Wicked Sexy (Wicked Games #2)

She enters the open parking garage elevator, punches the button, stands mute and stone-faced while I jog across the lot, my footsteps echoing. I run through the elevator doors just as they’re sliding shut.

I grasp her shoulders, turning her to face me as the car begins to ascend. “We’re in this together, all right? Don’t shut me out. Whatever happens, I’ve got your back.”

Tabby stares at me like she’s never seen me before in her life. The bell dings. The elevator doors slide open. With a sharp twitch of her body, she shakes me off.

With frost on her breath, she says, “When I told you before that S?ren would end it if he found out I was involved in the investigation, I didn’t mean what Miranda thought I meant. I wasn’t talking about what he’d do to the studio.”

“What are you saying? I don’t understand.”

Her eyes are dark and endless, full of secrets only she knows. “I mean that all these years, we’ve both just been biding our time.”

I’m so frustrated with this cryptic line of conversation, I want to shake her. “Tabby, what the fuck are you talking about?”

“I’m talking about fate, Connor. About physics. About how certain events have so much weight they create their own gravity, and you can waste your entire life in orbit around their memory, caught in their magnetic pull. And there’s only one thing that can break that miserable, endless revolution.”

I’m lost. I admit it. She’s completely lost me. I stand with my hands spread open in a helpless gesture, waiting for an explanation.

It never comes.

Instead, she surprises me by reaching out and caressing my cheek. Softly, with grave tenderness, she says, “You’re a good man, Connor Hughes.”

Something about her tone of voice makes all the hair on the back of my neck stand on end. “Why does that sound like a good-bye?”

She smiles.
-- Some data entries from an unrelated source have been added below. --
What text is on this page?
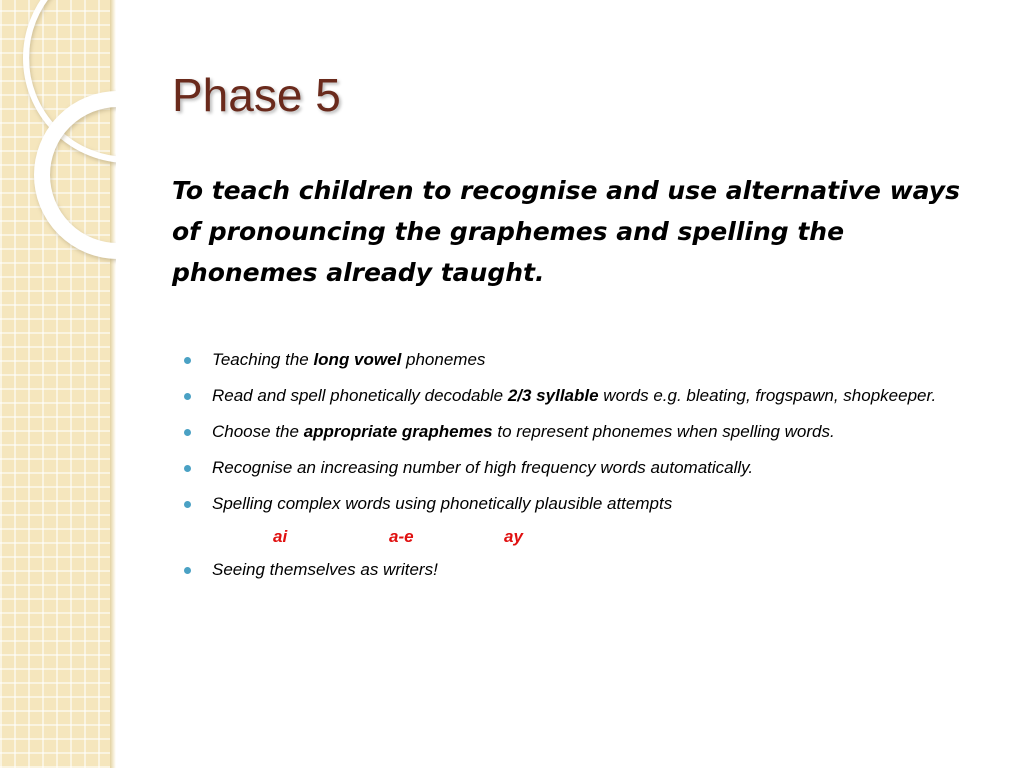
Phase 5

To teach children to recognise and use alternative ways of pronouncing the graphemes and spelling the phonemes already taught.

Teaching the long vowel phonemes
Read and spell phonetically decodable 2/3 syllable words e.g. bleating, frogspawn, shopkeeper.
Choose the appropriate graphemes to represent phonemes when spelling words.
Recognise an increasing number of high frequency words automatically.
Spelling complex words using phonetically plausible attempts
ai	a-e	ay
Seeing themselves as writers!
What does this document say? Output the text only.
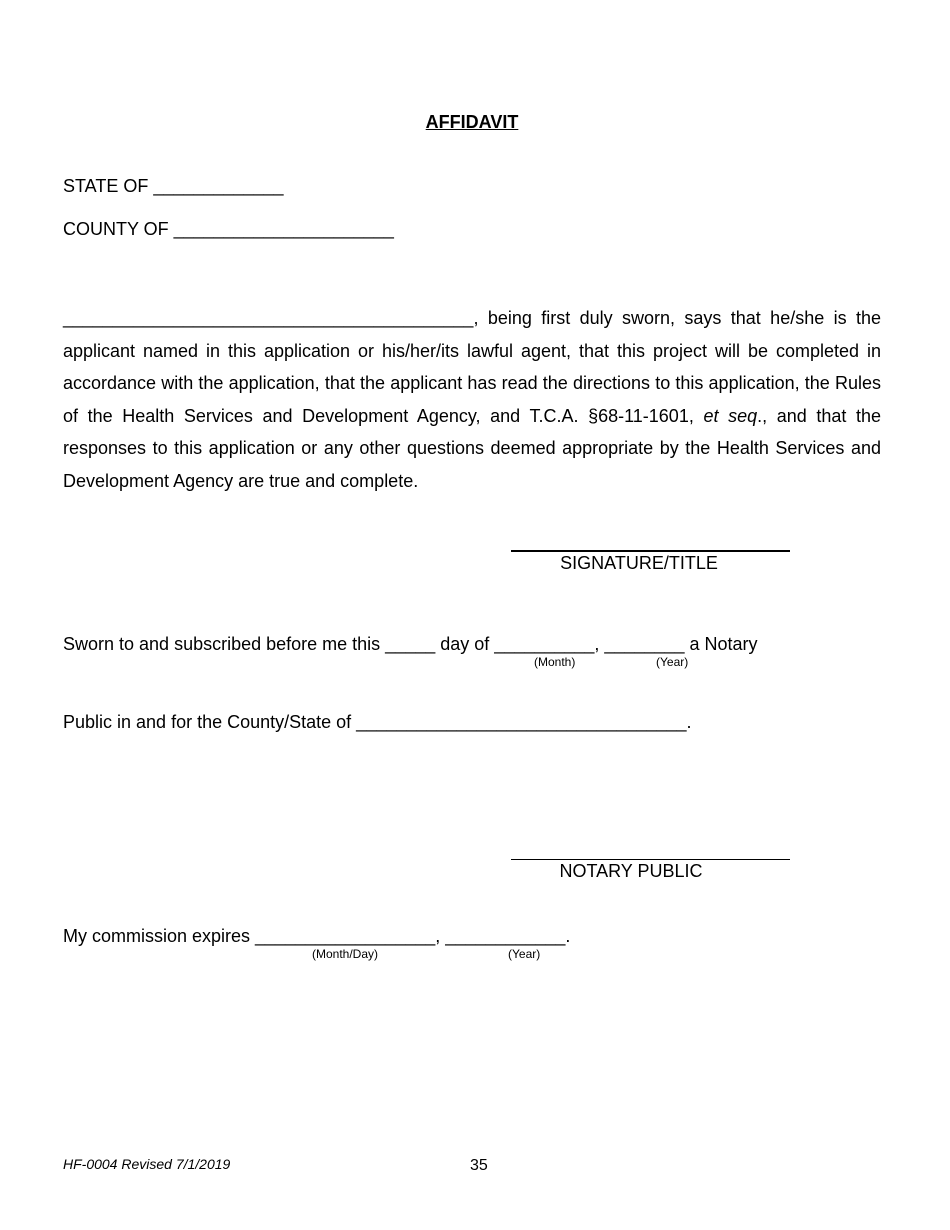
AFFIDAVIT
STATE OF _____________
COUNTY OF ______________________
_________________________________________, being first duly sworn, says that he/she is the applicant named in this application or his/her/its lawful agent, that this project will be completed in accordance with the application, that the applicant has read the directions to this application, the Rules of the Health Services and Development Agency, and T.C.A. §68-11-1601, et seq., and that the responses to this application or any other questions deemed appropriate by the Health Services and Development Agency are true and complete.
SIGNATURE/TITLE
Sworn to and subscribed before me this _____ day of __________, ________ a Notary
(Month)	(Year)
Public in and for the County/State of _________________________________.
NOTARY PUBLIC
My commission expires __________________, ____________.
(Month/Day)	(Year)
HF-0004 Revised 7/1/2019	35
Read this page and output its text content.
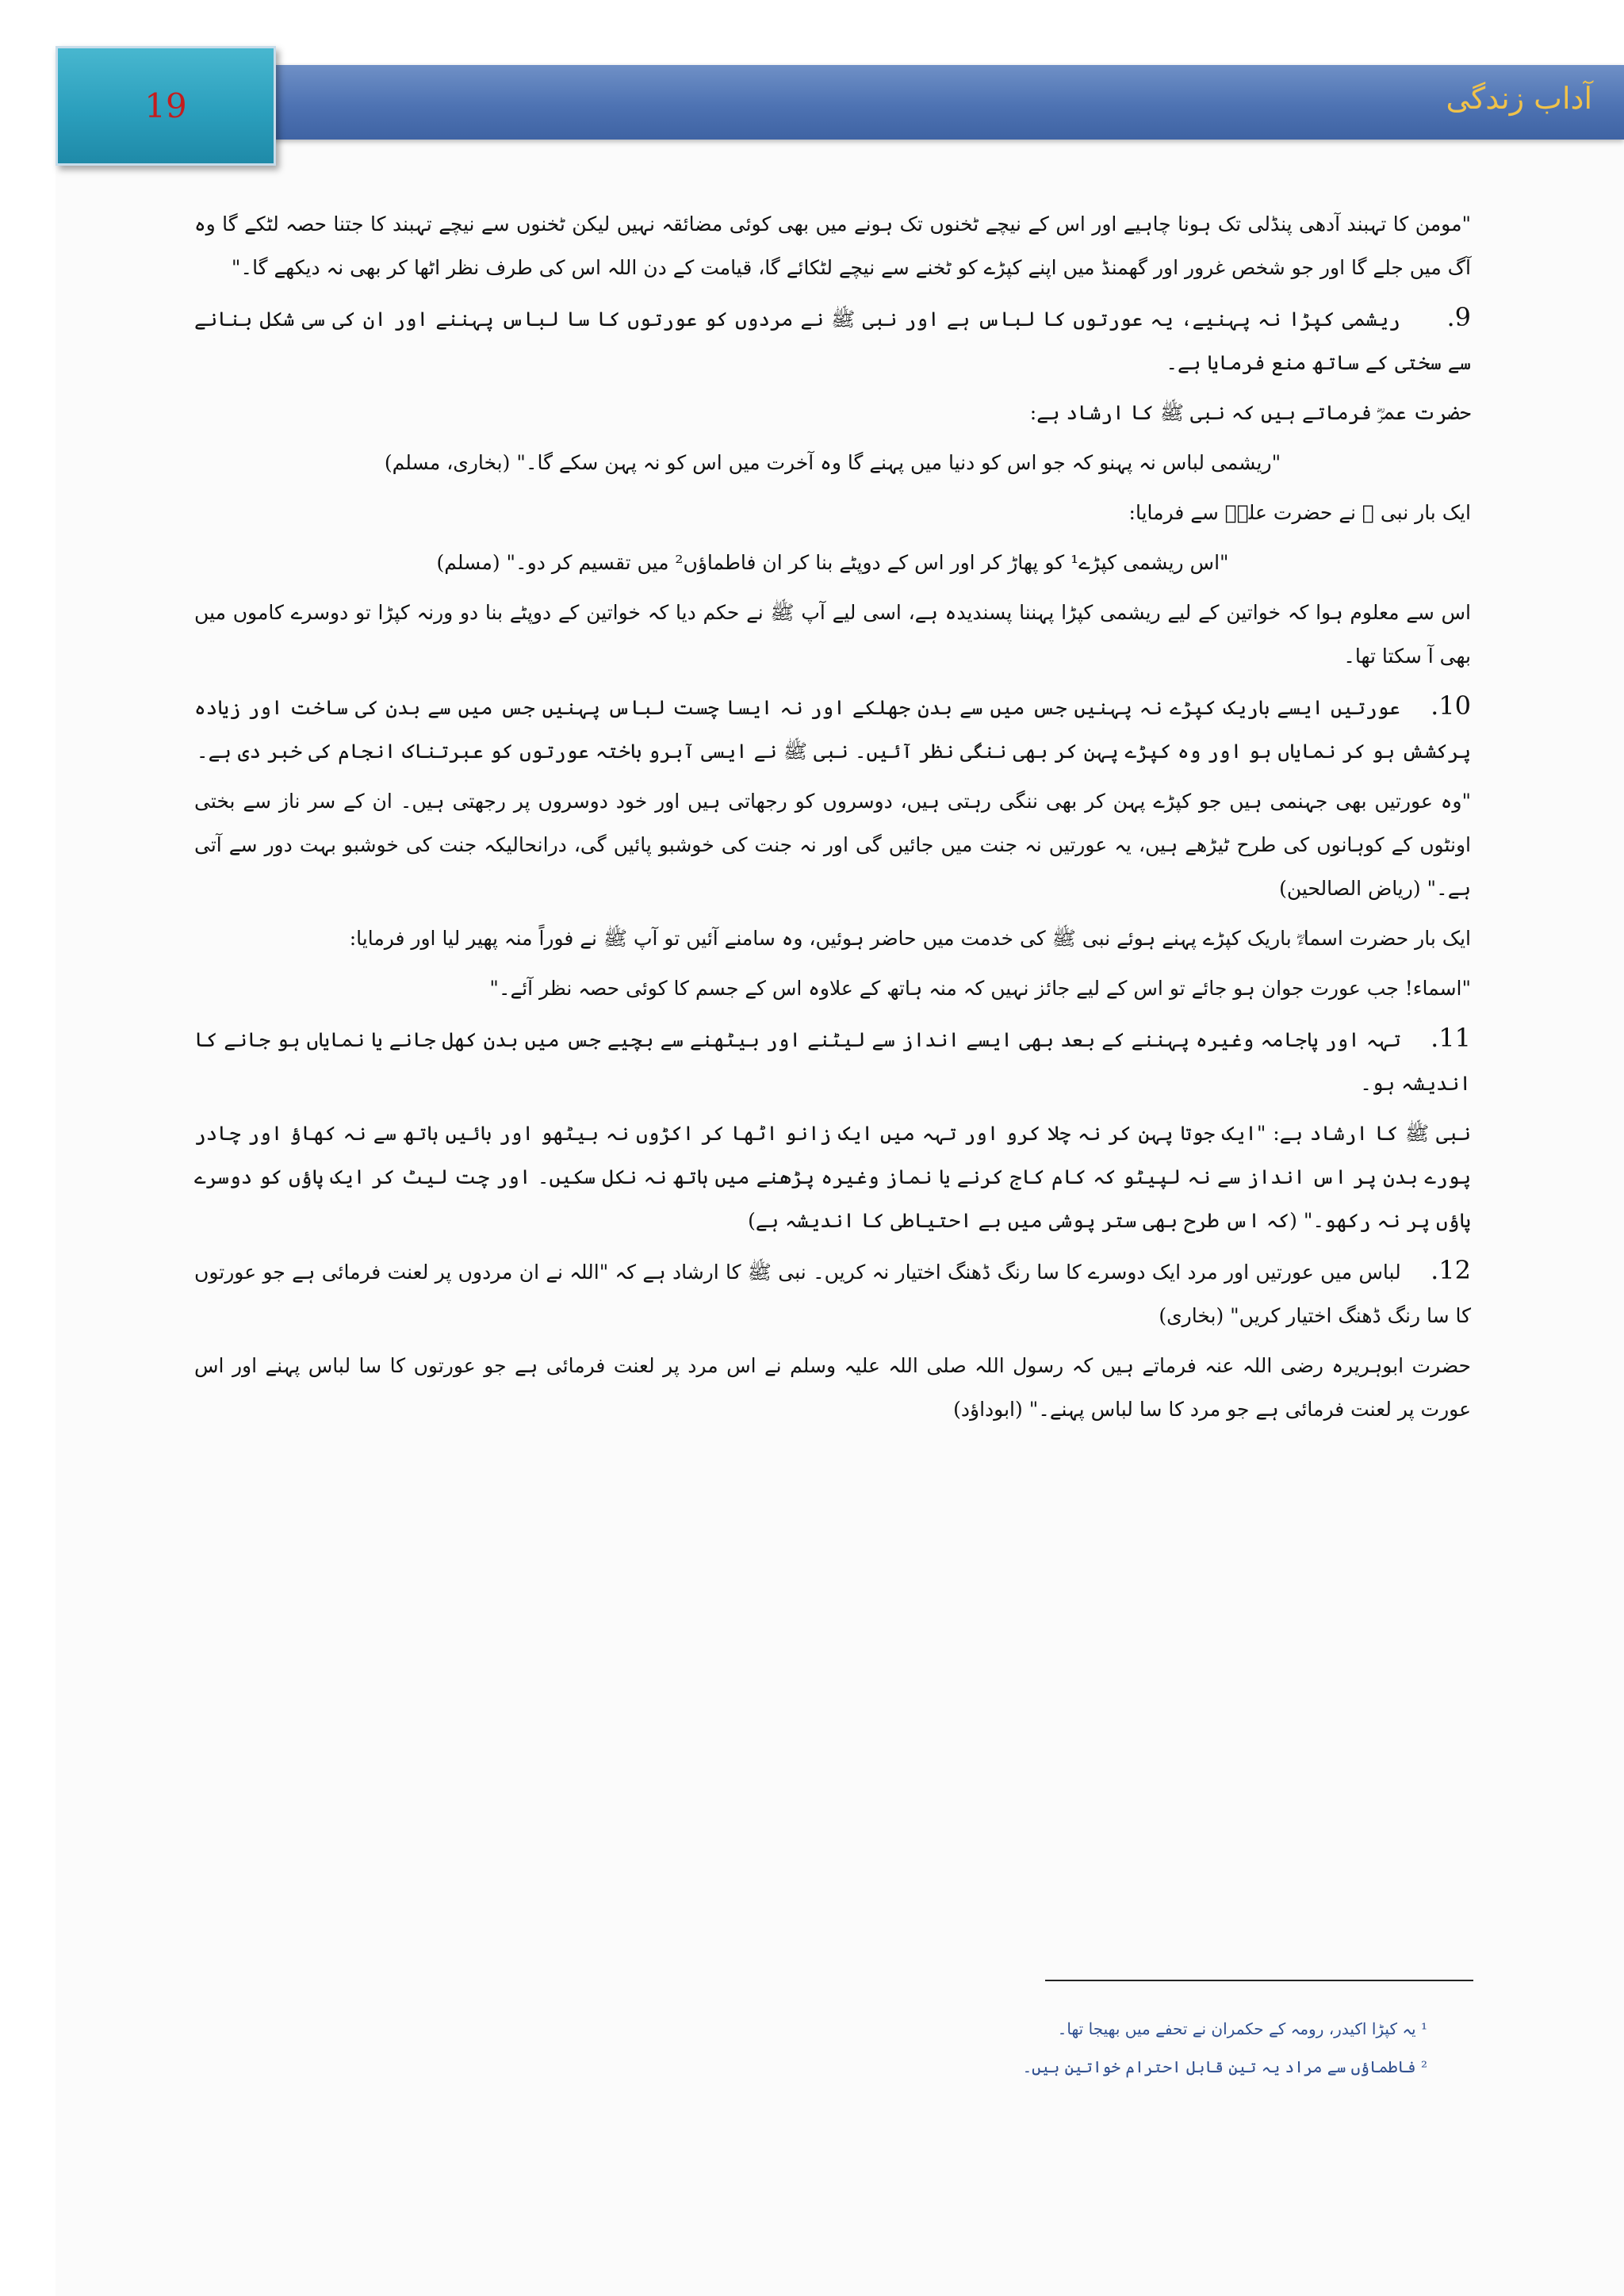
آداب زندگی
19

"مومن کا تہبند آدھی پنڈلی تک ہونا چاہیے اور اس کے نیچے ٹخنوں تک ہونے میں بھی کوئی مضائقہ نہیں لیکن ٹخنوں سے نیچے تہبند کا جتنا حصہ لٹکے گا وہ آگ میں جلے گا اور جو شخص غرور اور گھمنڈ میں اپنے کپڑے کو ٹخنے سے نیچے لٹکائے گا، قیامت کے دن اللہ اس کی طرف نظر اٹھا کر بھی نہ دیکھے گا۔"

9. ریشمی کپڑا نہ پہنیے، یہ عورتوں کا لباس ہے اور نبی ﷺ نے مردوں کو عورتوں کا سا لباس پہننے اور ان کی سی شکل بنانے سے سختی کے ساتھ منع فرمایا ہے۔

حضرت عمرؓ فرماتے ہیں کہ نبی ﷺ کا ارشاد ہے:

"ریشمی لباس نہ پہنو کہ جو اس کو دنیا میں پہنے گا وہ آخرت میں اس کو نہ پہن سکے گا۔" (بخاری، مسلم)

ایک بار نبی ﷺ نے حضرت علیؓ سے فرمایا:

"اس ریشمی کپڑے¹ کو پھاڑ کر اور اس کے دوپٹے بنا کر ان فاطماؤں² میں تقسیم کر دو۔" (مسلم)

اس سے معلوم ہوا کہ خواتین کے لیے ریشمی کپڑا پہننا پسندیدہ ہے، اسی لیے آپ ﷺ نے حکم دیا کہ خواتین کے دوپٹے بنا دو ورنہ کپڑا تو دوسرے کاموں میں بھی آ سکتا تھا۔

10. عورتیں ایسے باریک کپڑے نہ پہنیں جس میں سے بدن جھلکے اور نہ ایسا چست لباس پہنیں جس میں سے بدن کی ساخت اور زیادہ پرکشش ہو کر نمایاں ہو اور وہ کپڑے پہن کر بھی ننگی نظر آئیں۔ نبی ﷺ نے ایسی آبرو باختہ عورتوں کو عبرتناک انجام کی خبر دی ہے۔

"وہ عورتیں بھی جہنمی ہیں جو کپڑے پہن کر بھی ننگی رہتی ہیں، دوسروں کو رجھاتی ہیں اور خود دوسروں پر رجھتی ہیں۔ ان کے سر ناز سے بختی اونٹوں کے کوہانوں کی طرح ٹیڑھے ہیں، یہ عورتیں نہ جنت میں جائیں گی اور نہ جنت کی خوشبو پائیں گی، درانحالیکہ جنت کی خوشبو بہت دور سے آتی ہے۔" (ریاض الصالحین)

ایک بار حضرت اسماءؓ باریک کپڑے پہنے ہوئے نبی ﷺ کی خدمت میں حاضر ہوئیں، وہ سامنے آئیں تو آپ ﷺ نے فوراً منہ پھیر لیا اور فرمایا:

"اسماء! جب عورت جوان ہو جائے تو اس کے لیے جائز نہیں کہ منہ ہاتھ کے علاوہ اس کے جسم کا کوئی حصہ نظر آئے۔"

11. تہہ اور پاجامہ وغیرہ پہننے کے بعد بھی ایسے انداز سے لیٹنے اور بیٹھنے سے بچیے جس میں بدن کھل جانے یا نمایاں ہو جانے کا اندیشہ ہو۔

نبی ﷺ کا ارشاد ہے: "ایک جوتا پہن کر نہ چلا کرو اور تہہ میں ایک زانو اٹھا کر اکڑوں نہ بیٹھو اور بائیں ہاتھ سے نہ کھاؤ اور چادر پورے بدن پر اس انداز سے نہ لپیٹو کہ کام کاج کرنے یا نماز وغیرہ پڑھنے میں ہاتھ نہ نکل سکیں۔ اور چت لیٹ کر ایک پاؤں کو دوسرے پاؤں پر نہ رکھو۔" (کہ اس طرح بھی ستر پوشی میں بے احتیاطی کا اندیشہ ہے)

12. لباس میں عورتیں اور مرد ایک دوسرے کا سا رنگ ڈھنگ اختیار نہ کریں۔ نبی ﷺ کا ارشاد ہے کہ "اللہ نے ان مردوں پر لعنت فرمائی ہے جو عورتوں کا سا رنگ ڈھنگ اختیار کریں" (بخاری)

حضرت ابوہریرہ رضی اللہ عنہ فرماتے ہیں کہ رسول اللہ صلی اللہ علیہ وسلم نے اس مرد پر لعنت فرمائی ہے جو عورتوں کا سا لباس پہنے اور اس عورت پر لعنت فرمائی ہے جو مرد کا سا لباس پہنے۔" (ابوداؤد)

¹ یہ کپڑا اکیدر، رومہ کے حکمران نے تحفے میں بھیجا تھا۔
² فاطماؤں سے مراد یہ تین قابل احترام خواتین ہیں۔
It’s the saddest thing I’ve ever seen. Then she turns around and walks away without another word.

Into my mind a thought rises, unbidden.

I have a really bad feeling about this.



The COM center is buzzing with activity when we walk in, but as soon as we’re spotted, it falls dead silent.

Miranda stands by the windows, her head bowed, her arms crossed over her chest, her complexion as pale and severe as the tailored suit she’s wearing. The FBI agents are broken into several close-knit groups, standing together around their computers like satellites hovering around a mother ship. Special Agent Chan is standing beside O’Doul’s desk, looking shell-shocked, his black hair standing at odd angles, his striped tie askew.

Off by himself near the whiteboard stands Rodriguez. He’s staring straight at Tabby with an expression that can only be described as pure, unadulterated rage.

My nerves, which normally simmer somewhere around DEFCON 3, slam up to DEFCON 1. My ears prick. My muscles tense. Every sense screams into high alert.

Ryan makes a beeline for us from where he’d been standing at a respectful distance from Miranda near the windows. As soon as he’s close, I ask in a low voice, “Where’s O’Doul?”

Ryan glances at Tabby. His expression is neutral. “Went to Florida to head up the tactical op in coordination with SWAT, didn’t he?”

Translation: O’Doul is scattered in a thousand bloody chunks over some neighborhood in Miami.

I look at Tabby, hunting for her eyes, but she keeps them averted. I feel her react to the realization that O’Doul is dead, and then force herself not to react. After a heartbeat of frozen silence, she gives off a dangerous, crackling energy, as cold as black ice and just as deadly.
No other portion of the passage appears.